Commentary & sustainability analysis
Human nature is now an object of empirical research, biology can be put to the service of liberal education, and our self-conception can be enormously and truthfully enriched.
At some time in the future we will have to decide how human we wish to remain
Although human progress can be achieved by intuition and force of will, only hard-won empirical knowledge of our biological nature will allow us to make optimum choices among the competing criteria of progress
Ed Wilson, 1978
In his latest book Ed Wilson summarises his thoughts on ‘today’. Here are a few of those thoughts:
‘We are about to abandon natural selection, the process that created us, in order to direct our own evolution by volitional selection – the process of redesigning our biology and human nature as we wish them to be’
‘Our brains are poorly wired. Hereditary human nature is the genetic legacy of our prehuman and Palaeolithic past’,
‘How wisely we use our capacity to imagine possible futures depends on the accuracy of our self-understanding’
‘We are not predestined to reach any goal, nor are we answerable to any power but our own. Only wisdom based on self-understanding, not piety, will save us’
‘What counts for long-term survival is intelligent self-understanding, based upon a greater independence of thought than that tolerated today even in our most advanced democratic societies’
Claims about what humans are really like are present in theories of economics, history, theology, political systems and structures, legal systems, attitudes to crime and punishment, the way we allocate praise and blame, even the way we interact with one-another every day.
Are we really greedy, self-interested war-mongers, or are we altruistic, communal, cooperative and caring? Perhaps we are a mix of these things? Our decisions about these matters can colour our politics including the way we perceive society and the way it should be run. For example, if we believe that we are ‘natuarlly’ selfish and violent than there is a clear need for a strong police force and controlling social structures but if we are more Utopian and believe that humans are ‘naturally’ cooperative and loving then any authority can be seen as a form of social oppression or discrimination. Are we all, underneath, obsessed with sex? Are children born completely innocent and later corrupted by society? To what extent can we train ourselves to flourish? How much of our behaviour is under genetic control? How do we reconcile the intuitive and reflective parts of our nature? Is it desirable to become more rational and how do we reduce irrationality? Can we train ourselves to carry through with commitments and improve decision-making? What are the advantages and disadvantages of reason?
These are all empirical questions relating to the structure and operation of our brains as it affects our perception, cognition, behaviour, and our general functioning both as individuals and within society. Behavioural geneticists study what it is that makes individuals different while evolutionary psychology looks at characteristics that people have in common.
Once the domain of religion this is now a field of scientific study.
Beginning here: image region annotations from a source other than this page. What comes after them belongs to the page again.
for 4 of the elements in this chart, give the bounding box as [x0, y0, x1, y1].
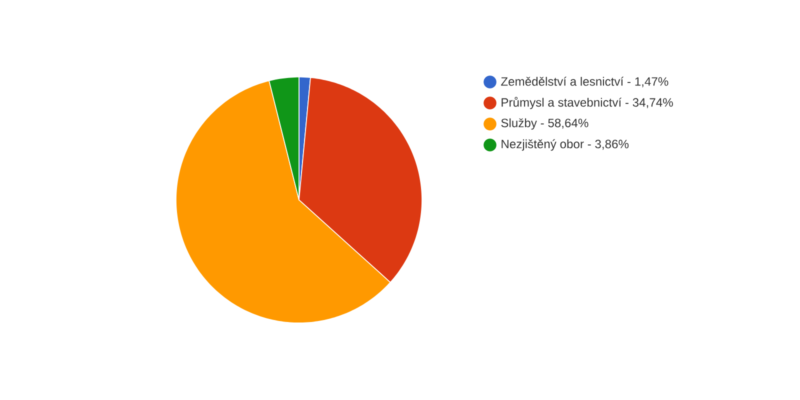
legend-label: Zemědělství a lesnictví - 1,47%: [501, 76, 668, 88]
legend-label: Služby - 58,64%: [501, 118, 588, 130]
legend-label: Průmysl a stavebnictví - 34,74%: [502, 96, 673, 110]
legend-label: Nezjištěný obor - 3,86%: [502, 139, 629, 151]
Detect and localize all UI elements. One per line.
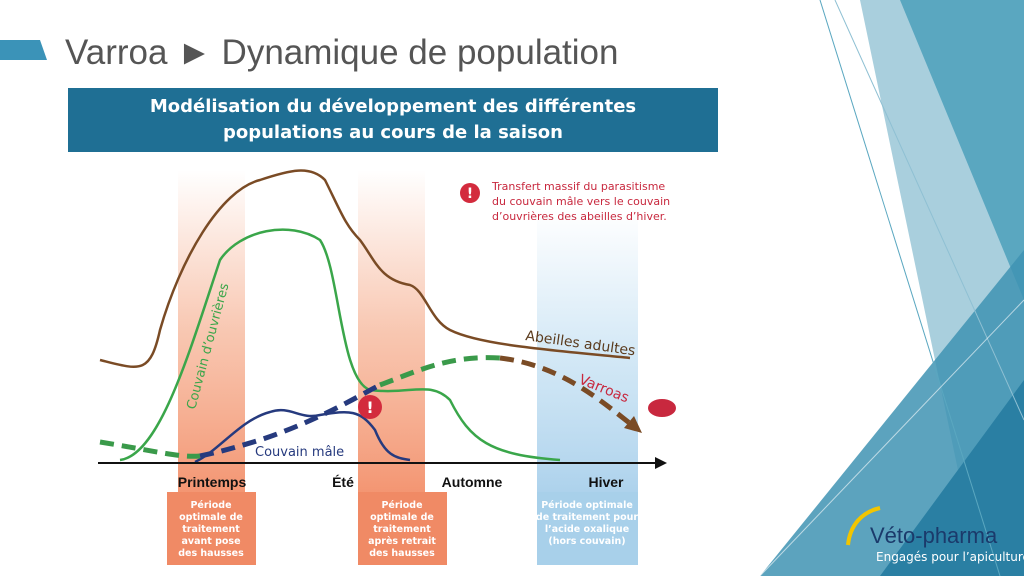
period-text: avant pose <box>181 536 240 547</box>
season-label: Printemps <box>178 474 247 490</box>
varroa-curve <box>499 355 634 427</box>
warning-icon <box>358 395 382 419</box>
period-box <box>167 492 256 565</box>
season-label: Automne <box>442 474 503 490</box>
logo-name: Véto-pharma <box>870 523 998 548</box>
warning-icon <box>460 183 480 203</box>
mite-icon <box>648 399 676 417</box>
period-text: traitement <box>182 524 240 535</box>
period-text: des hausses <box>178 548 244 559</box>
warning-mark: ! <box>366 398 373 417</box>
period-text: optimale de <box>370 512 434 523</box>
period-text: l’acide oxalique <box>545 524 629 535</box>
period-text: Période <box>190 500 231 511</box>
title: Varroa ► Dynamique de population <box>65 33 619 72</box>
period-box <box>537 492 638 565</box>
annotation: du couvain mâle vers le couvain <box>492 195 670 208</box>
period-text: traitement <box>373 524 431 535</box>
band <box>358 170 425 492</box>
decoration <box>759 0 1024 576</box>
varroa-curve <box>199 382 382 459</box>
annotation: Transfert massif du parasitisme <box>491 180 665 193</box>
band <box>178 170 245 492</box>
period-text: Période optimale <box>541 500 633 511</box>
period-text: des hausses <box>369 548 435 559</box>
worker-brood-curve <box>119 228 561 462</box>
arrowhead <box>624 416 642 433</box>
period-text: de traitement pour <box>536 512 638 523</box>
season-label: Été <box>332 474 354 490</box>
period-text: Période <box>381 500 422 511</box>
period-text: optimale de <box>179 512 243 523</box>
logo-mark <box>846 506 881 546</box>
banner-text: Modélisation du développement des différ… <box>150 96 636 117</box>
axis-arrow <box>655 457 667 469</box>
annotation: d’ouvrières des abeilles d’hiver. <box>492 210 667 223</box>
title-accent <box>0 40 47 60</box>
period-box <box>358 492 447 565</box>
warning-mark: ! <box>467 186 473 202</box>
banner <box>68 88 718 152</box>
period-text: après retrait <box>368 536 436 547</box>
curve-label: Couvain mâle <box>255 445 344 460</box>
drone-brood-curve <box>194 408 411 464</box>
logo-tagline: Engagés pour l’apiculture <box>876 550 1024 564</box>
varroa-curve <box>379 355 501 388</box>
season-label: Hiver <box>588 474 624 490</box>
varroa-curve <box>99 439 201 459</box>
adult-bees-curve <box>99 169 631 368</box>
banner-text: populations au cours de la saison <box>223 122 563 143</box>
period-text: (hors couvain) <box>548 536 625 547</box>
An article on human nature seems to have little to do with either plants or sustainability?In this article it is argued that, contrary to popular belief, we can today, in spite of ourselves, chart a path of progress for humanity moving from the past and into the future. This path is clear in the domain of science and technology but much more controversial in the moral sphere. Many would argue that the ideas of moral progress and moral improvement were discarded, and for good reason, in the 19th century.
Pinker’s analysis is refreshing and valuable. It clears away much of the intellectual clutter of the past making us aware of the subtle assumptions embedded in our language and the history of sterile philosophical debates. nature and nurture, nature and culture and more.
Though human nature concerns itself with the universal and innate, including the less desirable aspects of our nature, our cultural possibilities appear almost limitless. The dark side of human nature need only hold us back as far as we allow it to.
- Confronts head-on the fact that we all carry within our ‘human nature’ the factors that can operate for better or worse outcomes
- Promotes reason as a means of assessing trends in history
- Argues compellingly for moral progress
- Promotes an objective, quantifiable approach to ethical issues
- Takes the mind out of the realm of metaphysics and into the realm of science and therefore provides a means of analysing human nature in a way that can assist moral progress
- From a moralistic mindset to an empirical mindset: not why is there war but why is there peace?
- Reassessment of modernity, the move’s from tribe, religion, family to reason, cosmopolitanism, universality and science. Nostalgia – what price, nuclear war, terrorism, street violence. Reinstatement of the ideas of progress, improvement, and civilisation
Steven Pinker is a ‘public intellectual’ describing himself politically as a moderate liberal democrat: he is a strong advocate of the Enlightenment tradition that favours the replacement of faith with reason and science. Summoning up an extremely impressive arsenal of evidence he invites us to re-engage with the intellectually unfashionable Enlightenment ideas of civilisation, moral progress, and human improvement.
Our behaviour is a consequence of not only our beliefs and desires (our human nature) it is also a response to factors out side ourselves in the organism-environment continuum in which we exist. We can choose to focus our attention on any point of this continuum. On the one hand ‘what we do’ is clearly a consequence of ‘who we are’. But, by the same token, ‘who we are’ can be beneficially influenced by ‘where we are’. In the constant interaction between nature and culture our task is to manage (environment) our predispositions (human nature) to our greatest advantage (reason).